Но что он говорит? Зачем это?
Она поймала взгляд Гейнца, такой торжественный и ликующий, будто они не сидели за столом, порядком-таки опустошенным, а стояли перед аналоем. И эти слова…
— Я всегда любил тебя, Клара. Только тогда еще не пришло время. Теперь, наконец, я могу тебе сказать: Клара, будь моей женой! А что ты будешь со мной как у Христа за пазухой, это я тебе обещаю! Это уже как в Дрезденском банке — с гарантией! Ха-ха!
Его сипловатый хохоток вдруг оборвался, взгляд остекленел, большие руки, лежавшие на столе, вздрогнули, и пальцы сжались в кулаки, так нелепо выглядевшие рядом со всеми этими хрупкими предметами, в свете лампы, сделанной, может быть, еще монахом Бенедиктом…
Он прочел ответ на ее лице! Он все понял, кроме главного! Главного для нее: теперь она уже не могла никогда, ни за что, обратиться к нему с просьбой, ради которой оказалась здесь!

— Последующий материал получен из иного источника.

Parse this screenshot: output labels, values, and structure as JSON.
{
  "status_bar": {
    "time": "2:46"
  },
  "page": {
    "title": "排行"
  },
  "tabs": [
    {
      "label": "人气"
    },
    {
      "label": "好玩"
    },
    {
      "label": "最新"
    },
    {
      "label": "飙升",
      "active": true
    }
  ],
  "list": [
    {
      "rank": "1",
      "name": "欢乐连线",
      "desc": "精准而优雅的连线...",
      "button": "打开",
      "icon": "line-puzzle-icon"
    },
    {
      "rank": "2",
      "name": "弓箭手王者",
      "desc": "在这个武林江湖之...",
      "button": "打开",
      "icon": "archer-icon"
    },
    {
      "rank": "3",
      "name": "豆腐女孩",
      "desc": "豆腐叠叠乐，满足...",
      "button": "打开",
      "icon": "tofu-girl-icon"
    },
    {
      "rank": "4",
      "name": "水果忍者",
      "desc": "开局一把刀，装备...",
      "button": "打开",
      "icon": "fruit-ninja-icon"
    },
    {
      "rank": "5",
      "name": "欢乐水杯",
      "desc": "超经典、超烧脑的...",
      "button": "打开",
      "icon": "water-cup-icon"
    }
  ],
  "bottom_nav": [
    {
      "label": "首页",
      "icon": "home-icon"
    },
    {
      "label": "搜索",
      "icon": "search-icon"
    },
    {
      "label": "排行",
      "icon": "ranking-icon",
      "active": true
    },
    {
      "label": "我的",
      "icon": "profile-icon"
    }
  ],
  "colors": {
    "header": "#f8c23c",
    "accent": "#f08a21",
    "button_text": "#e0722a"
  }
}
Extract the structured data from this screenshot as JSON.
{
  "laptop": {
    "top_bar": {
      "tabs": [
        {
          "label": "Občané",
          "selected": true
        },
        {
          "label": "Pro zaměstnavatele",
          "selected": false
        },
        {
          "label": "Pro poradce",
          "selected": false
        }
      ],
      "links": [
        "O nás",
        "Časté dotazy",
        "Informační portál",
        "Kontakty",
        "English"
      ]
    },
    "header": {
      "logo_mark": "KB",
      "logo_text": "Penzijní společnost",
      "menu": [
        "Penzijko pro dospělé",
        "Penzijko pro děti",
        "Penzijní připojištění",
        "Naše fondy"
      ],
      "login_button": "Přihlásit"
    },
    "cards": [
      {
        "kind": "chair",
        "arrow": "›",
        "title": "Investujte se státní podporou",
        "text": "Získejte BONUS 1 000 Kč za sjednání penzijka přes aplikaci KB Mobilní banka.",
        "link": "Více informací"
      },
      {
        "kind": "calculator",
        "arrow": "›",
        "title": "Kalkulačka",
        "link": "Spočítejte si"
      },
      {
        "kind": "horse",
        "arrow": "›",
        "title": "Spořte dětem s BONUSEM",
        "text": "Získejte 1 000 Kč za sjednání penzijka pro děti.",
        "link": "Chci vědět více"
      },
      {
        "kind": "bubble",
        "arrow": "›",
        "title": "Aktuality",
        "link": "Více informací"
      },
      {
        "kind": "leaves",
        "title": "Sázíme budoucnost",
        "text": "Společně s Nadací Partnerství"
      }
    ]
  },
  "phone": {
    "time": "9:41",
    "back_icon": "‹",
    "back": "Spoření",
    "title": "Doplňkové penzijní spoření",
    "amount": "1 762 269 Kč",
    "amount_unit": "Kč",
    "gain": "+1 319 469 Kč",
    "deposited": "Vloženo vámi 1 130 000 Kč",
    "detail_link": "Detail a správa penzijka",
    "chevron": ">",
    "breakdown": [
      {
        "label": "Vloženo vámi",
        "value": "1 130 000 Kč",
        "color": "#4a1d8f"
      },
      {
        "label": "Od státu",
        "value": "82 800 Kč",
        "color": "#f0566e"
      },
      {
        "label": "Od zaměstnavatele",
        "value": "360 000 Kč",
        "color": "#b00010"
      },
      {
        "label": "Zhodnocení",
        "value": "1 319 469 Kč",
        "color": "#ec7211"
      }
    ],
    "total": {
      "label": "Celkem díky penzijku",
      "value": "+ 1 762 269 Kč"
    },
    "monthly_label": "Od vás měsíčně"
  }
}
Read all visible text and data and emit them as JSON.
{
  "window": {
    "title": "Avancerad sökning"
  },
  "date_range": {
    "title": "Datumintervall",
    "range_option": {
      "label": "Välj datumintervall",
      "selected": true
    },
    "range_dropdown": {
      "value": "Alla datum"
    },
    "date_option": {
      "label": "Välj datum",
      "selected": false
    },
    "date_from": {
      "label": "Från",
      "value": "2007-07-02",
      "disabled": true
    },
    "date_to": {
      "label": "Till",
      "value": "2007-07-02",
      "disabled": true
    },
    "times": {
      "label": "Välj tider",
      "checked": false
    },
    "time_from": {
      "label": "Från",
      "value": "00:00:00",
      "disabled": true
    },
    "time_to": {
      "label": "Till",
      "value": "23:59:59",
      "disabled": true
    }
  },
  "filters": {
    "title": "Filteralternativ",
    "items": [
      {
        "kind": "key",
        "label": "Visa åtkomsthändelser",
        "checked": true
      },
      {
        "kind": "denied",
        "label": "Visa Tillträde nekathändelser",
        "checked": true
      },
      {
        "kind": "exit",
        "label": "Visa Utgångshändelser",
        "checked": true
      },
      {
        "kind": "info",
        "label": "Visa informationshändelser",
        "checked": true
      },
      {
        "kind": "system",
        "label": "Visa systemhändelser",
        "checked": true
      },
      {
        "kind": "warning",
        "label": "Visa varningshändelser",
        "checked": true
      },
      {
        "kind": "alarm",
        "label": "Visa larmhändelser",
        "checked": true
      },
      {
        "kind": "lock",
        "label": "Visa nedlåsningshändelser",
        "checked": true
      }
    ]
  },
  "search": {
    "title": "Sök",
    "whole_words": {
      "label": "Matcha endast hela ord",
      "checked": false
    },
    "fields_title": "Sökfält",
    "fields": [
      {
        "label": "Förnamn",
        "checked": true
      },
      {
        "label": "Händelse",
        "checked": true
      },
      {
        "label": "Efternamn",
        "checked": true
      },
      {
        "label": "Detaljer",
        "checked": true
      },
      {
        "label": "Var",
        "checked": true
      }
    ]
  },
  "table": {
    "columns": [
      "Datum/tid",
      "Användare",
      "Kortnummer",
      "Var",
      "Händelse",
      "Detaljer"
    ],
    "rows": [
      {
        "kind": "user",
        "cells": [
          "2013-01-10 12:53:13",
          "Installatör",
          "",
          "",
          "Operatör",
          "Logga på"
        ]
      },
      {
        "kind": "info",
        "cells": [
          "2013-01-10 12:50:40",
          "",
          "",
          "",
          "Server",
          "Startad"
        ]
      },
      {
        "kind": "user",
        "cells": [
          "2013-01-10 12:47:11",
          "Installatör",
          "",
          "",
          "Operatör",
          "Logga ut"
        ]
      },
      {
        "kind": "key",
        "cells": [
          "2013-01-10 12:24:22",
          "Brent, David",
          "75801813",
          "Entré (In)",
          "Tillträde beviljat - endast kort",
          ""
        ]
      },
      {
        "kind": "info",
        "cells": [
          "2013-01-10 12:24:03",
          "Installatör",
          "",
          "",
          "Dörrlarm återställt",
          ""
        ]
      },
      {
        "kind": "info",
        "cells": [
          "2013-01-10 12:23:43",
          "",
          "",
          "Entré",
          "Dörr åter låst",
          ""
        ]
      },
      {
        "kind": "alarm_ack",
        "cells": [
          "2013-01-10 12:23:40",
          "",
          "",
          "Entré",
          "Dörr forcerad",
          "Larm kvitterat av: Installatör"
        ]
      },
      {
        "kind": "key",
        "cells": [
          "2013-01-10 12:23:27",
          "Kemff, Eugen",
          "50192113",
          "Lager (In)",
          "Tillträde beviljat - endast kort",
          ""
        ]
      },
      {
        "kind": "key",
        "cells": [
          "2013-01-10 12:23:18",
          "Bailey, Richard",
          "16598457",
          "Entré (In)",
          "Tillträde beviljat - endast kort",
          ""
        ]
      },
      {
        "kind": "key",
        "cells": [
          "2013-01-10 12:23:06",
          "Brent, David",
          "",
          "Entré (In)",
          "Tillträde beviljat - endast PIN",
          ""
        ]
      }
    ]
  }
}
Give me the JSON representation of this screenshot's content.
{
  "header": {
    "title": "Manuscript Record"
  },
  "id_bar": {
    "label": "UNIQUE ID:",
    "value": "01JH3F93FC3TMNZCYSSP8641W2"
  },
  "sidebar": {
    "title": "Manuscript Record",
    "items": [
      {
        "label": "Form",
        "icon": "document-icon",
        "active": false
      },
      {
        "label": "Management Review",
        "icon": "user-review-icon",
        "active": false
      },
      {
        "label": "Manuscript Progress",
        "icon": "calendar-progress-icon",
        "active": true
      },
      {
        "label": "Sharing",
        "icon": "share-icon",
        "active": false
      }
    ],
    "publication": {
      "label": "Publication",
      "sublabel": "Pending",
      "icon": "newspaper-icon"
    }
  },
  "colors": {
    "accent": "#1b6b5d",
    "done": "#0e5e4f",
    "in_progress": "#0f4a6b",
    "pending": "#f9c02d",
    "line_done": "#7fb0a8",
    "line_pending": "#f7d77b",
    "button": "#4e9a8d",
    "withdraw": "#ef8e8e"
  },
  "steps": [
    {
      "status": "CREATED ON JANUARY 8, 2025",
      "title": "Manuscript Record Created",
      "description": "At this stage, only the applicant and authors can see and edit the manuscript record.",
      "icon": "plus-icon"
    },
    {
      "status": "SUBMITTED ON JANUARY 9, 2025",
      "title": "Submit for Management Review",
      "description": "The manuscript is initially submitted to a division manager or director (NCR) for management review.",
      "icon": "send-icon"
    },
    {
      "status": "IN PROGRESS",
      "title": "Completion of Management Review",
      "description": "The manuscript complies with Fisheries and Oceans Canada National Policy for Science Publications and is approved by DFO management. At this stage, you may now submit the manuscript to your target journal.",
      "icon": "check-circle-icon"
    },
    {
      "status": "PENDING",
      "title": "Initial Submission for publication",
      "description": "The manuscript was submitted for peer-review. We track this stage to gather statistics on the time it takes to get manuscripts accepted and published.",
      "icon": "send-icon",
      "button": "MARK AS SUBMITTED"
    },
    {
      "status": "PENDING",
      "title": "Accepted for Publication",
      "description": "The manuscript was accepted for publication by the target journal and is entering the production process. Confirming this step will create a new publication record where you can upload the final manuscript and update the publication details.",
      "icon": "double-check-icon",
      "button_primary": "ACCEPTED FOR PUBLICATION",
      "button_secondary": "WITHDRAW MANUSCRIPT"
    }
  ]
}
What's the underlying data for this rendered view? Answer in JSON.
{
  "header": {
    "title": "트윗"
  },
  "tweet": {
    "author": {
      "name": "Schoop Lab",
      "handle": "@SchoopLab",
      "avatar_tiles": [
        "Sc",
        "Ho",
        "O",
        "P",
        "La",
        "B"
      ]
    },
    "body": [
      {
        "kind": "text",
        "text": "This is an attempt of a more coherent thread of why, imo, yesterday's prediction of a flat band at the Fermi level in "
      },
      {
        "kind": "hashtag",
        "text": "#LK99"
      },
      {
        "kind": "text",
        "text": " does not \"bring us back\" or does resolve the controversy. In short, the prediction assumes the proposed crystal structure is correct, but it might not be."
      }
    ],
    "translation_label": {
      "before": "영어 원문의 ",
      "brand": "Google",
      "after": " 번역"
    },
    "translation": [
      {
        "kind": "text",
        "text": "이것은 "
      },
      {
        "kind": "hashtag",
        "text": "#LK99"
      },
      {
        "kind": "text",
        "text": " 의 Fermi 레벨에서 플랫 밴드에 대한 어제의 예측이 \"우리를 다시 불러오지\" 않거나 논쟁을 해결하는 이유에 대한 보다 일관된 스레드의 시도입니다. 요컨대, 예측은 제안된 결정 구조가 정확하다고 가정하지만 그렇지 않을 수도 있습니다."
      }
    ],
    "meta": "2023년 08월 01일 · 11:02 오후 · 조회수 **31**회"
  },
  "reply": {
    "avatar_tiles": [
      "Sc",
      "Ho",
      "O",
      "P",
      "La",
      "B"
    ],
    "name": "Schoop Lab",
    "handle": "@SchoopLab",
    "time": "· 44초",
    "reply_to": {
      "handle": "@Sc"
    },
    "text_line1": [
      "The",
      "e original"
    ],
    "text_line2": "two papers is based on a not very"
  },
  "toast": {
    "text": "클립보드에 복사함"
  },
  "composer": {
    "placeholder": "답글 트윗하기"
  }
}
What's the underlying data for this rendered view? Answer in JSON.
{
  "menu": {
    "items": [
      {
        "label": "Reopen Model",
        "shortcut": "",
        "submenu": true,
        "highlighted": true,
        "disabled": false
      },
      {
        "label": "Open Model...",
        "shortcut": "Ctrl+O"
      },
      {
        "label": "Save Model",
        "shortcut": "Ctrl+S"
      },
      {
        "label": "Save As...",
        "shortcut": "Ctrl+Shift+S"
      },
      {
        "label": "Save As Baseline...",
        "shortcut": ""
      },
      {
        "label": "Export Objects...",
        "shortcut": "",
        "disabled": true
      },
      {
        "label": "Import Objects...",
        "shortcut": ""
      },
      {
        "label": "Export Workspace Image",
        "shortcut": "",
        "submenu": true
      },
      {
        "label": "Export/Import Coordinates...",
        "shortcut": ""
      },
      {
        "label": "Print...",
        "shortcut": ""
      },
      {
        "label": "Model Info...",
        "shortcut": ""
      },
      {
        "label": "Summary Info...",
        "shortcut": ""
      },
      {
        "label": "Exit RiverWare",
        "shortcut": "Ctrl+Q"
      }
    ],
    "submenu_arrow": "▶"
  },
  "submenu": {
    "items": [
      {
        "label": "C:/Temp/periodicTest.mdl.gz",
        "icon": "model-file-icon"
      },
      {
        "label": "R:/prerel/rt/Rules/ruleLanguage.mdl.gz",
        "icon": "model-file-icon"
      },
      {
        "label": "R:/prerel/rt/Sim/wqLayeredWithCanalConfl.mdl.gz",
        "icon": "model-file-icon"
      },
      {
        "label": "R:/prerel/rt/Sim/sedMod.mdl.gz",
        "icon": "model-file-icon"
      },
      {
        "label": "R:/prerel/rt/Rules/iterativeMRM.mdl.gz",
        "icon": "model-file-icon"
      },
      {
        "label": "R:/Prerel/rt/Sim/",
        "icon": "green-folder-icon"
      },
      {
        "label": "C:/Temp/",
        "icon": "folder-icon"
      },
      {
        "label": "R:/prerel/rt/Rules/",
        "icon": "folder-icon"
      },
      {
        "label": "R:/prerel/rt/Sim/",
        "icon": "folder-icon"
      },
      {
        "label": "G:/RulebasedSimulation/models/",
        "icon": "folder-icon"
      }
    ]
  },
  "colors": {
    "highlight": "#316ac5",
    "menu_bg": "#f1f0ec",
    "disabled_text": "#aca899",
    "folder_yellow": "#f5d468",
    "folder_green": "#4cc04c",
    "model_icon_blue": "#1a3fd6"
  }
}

Организация добыла нужную сумму, чтобы внести залог как «меру пресечения возможности уклонения обвиняемого Осипа Цеткина от суда и следствия». Но залог не потребовался. Решением суда «государственный преступник Осип Цеткин, тридцати двух лет от роду, выходец из Одессы», как персона нон грата — нежелательный иностранец — подлежал изгнанию из страны.
Поставив свою подпись под печатным текстом обязательства в течение сорока восьми часов покинуть пределы Германии, Осин Цеткин легкомысленно подумал: «Хорошо, что эта маленькая страна позволяет достигнуть ее границы в короткий срок».
Ему вернули шнурки от ботинок, подтяжки и мелкие деньги, оказавшиеся у него в кармане в момент ареста, и он опять расписался в том, что получил все сполна.